I continued my broadcast, though I ditched the hip-hop DJ voice. “You might be wondering why the Internal Revenue Service is here at KCSH. Well, I’ll explain it to you. Flo Cash has been engaging in something called barter. Barter is where two parties exchange goods or services rather than paying cash for them.” I hit the cash register sound-effect button. Cha-ching!

“There’s nothing illegal about barter,” I said, “but the thing to remember is that all business transactions are subject to reporting and tax. And when a person receives an in-kind payment in exchange for work, that payment is taxable compensation. So be sure you report and pay tax on any exchanges you make, okay?”

Hey, this radio thing is kind of fun!

“While I’m here, let me give you a little what-what about online scams, help you protect yourself. Just yesterday I arrested a catfishing Casanova who’d found women and men on dating sites, gained their trust, and asked them to cash checks for him. He gave some sob story about a stepson who’d drained his bank account. Don’t fall for these scams, folks! If someone tells you that a bank can tell immediately whether a check is legit or bogus, they are lying to you. It takes several days for your bank to run a check through the network and discover that the account either is empty or doesn’t exist. Protect yourselves, people!”

The three-line phone lit up, all lines flashing with incoming calls. I pushed the first button. “Hello, caller. You’re on the air.”

“Hi,” came a man’s voice. “I was wondering whether my teenage daughter needs to report her babysitting earnings on a tax return.”

I hit the sound-effect button labeled: Coo. I got lucky. It was the coo of a baby, not a dove. Goo-goo-ga-ga.

“Good question, sir,” I replied. “If and how your daughter reports depends on whether her babysitting activities are regular enough to constitute a trade or business and how much she earns.”

“She only watches kids on occasion,” he said. “She bring in about two or three hundred dollars a year.”

“Does she have any other income?”

“Just allowance.”

“Then no need to report. She’s below the filing threshold.” I thanked him for his call and pushed the second button. “Hello, caller. What’s your question?”

It was a woman this time. “I’m a stay-at-home mom,” she said. “Somebody said I could open an IRA to save for retirement, but I thought you could only have an IRA if you earned money at a job.”

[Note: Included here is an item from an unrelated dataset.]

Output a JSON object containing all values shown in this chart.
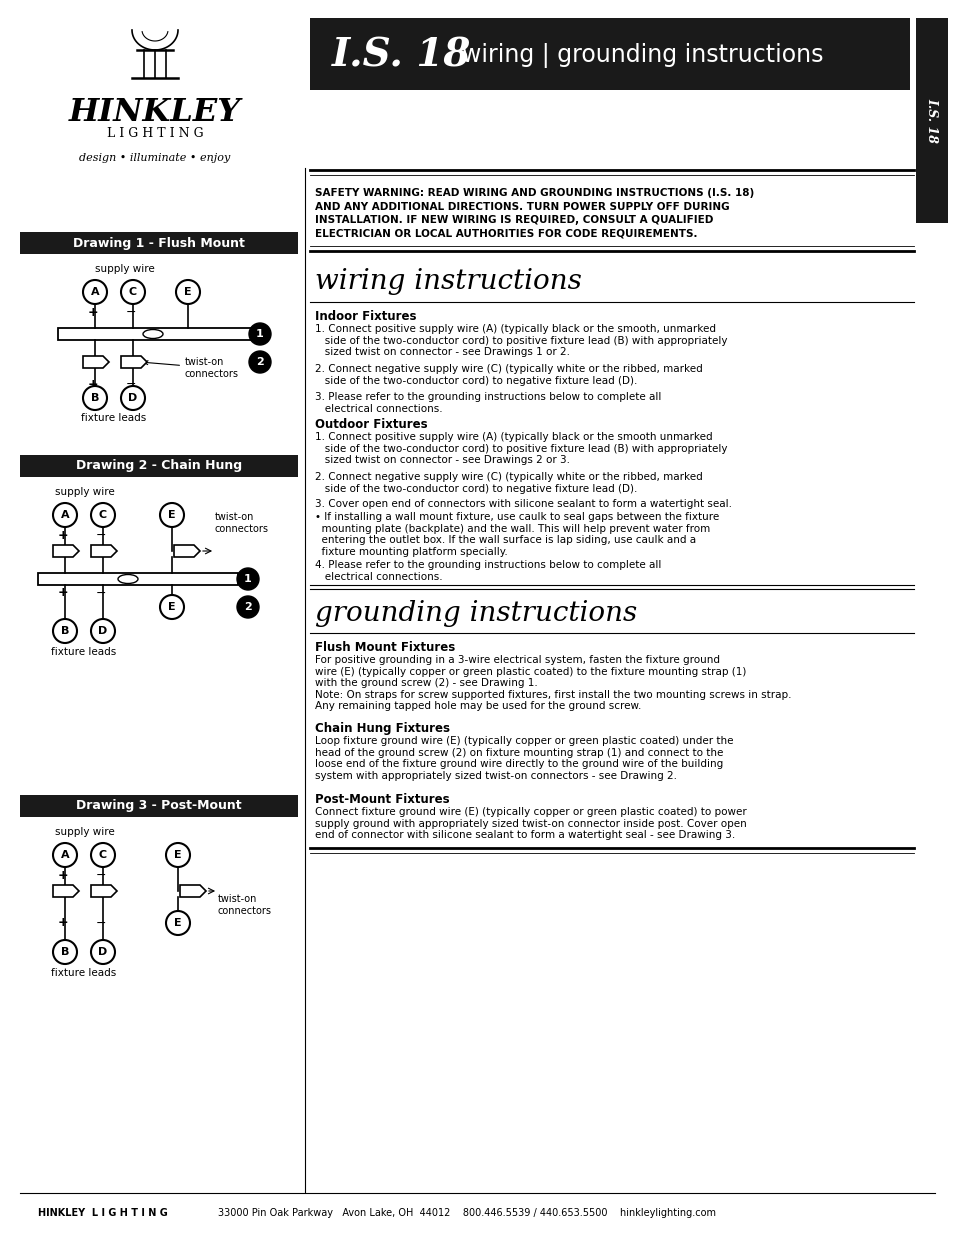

“Whoever that somebody was is right. A nonworking spouse can qualify to contribute to an IRA. For more details, check out the IRS Web site.”

I pushed the third button. “Hello, caller. What’s your question?”

Lu’s voice came over the airwaves. “My question is what the hell is going on over there?

“Hello, Lu!” I called. “Listeners, this caller is my boss, Lu. She’s one hell of a woman and a cancer survivor.” I hit the “applause” button. Clap-clap-clap! “As for what’s going on over here, I bested Flo Cash and now I’m dropping some knowledge on the good folks of Dallas.”

“Once the medics arrive,” Lu said, “get back to the office.”

“Will do. Thanks for your call.”

I answered a couple more questions, one about treasury bonds and another about tax-preferred ways to fund college education expenses, before the EMTs showed up. Two loaded a groaning Flo onto a stretcher and wheeled her out the door while another dabbed ointment on my blistered face.

“That ought to do ya’,” he said, screwing the cap back on the tube.

Once the medics were gone, I picked up the microphone and stood. “This has been fun, y’all! Remember to file on time and file accurately. Special Agent Tara Holloway out!”

I lifted the mic over my head and dropped it, cool-style. Unfortunately, I wasn’t as cool as I’d thought. The mic hit the steel toe of my Doc Martens and gave the listeners an earsplitting KUNK before softly thudding to the floor. Oops.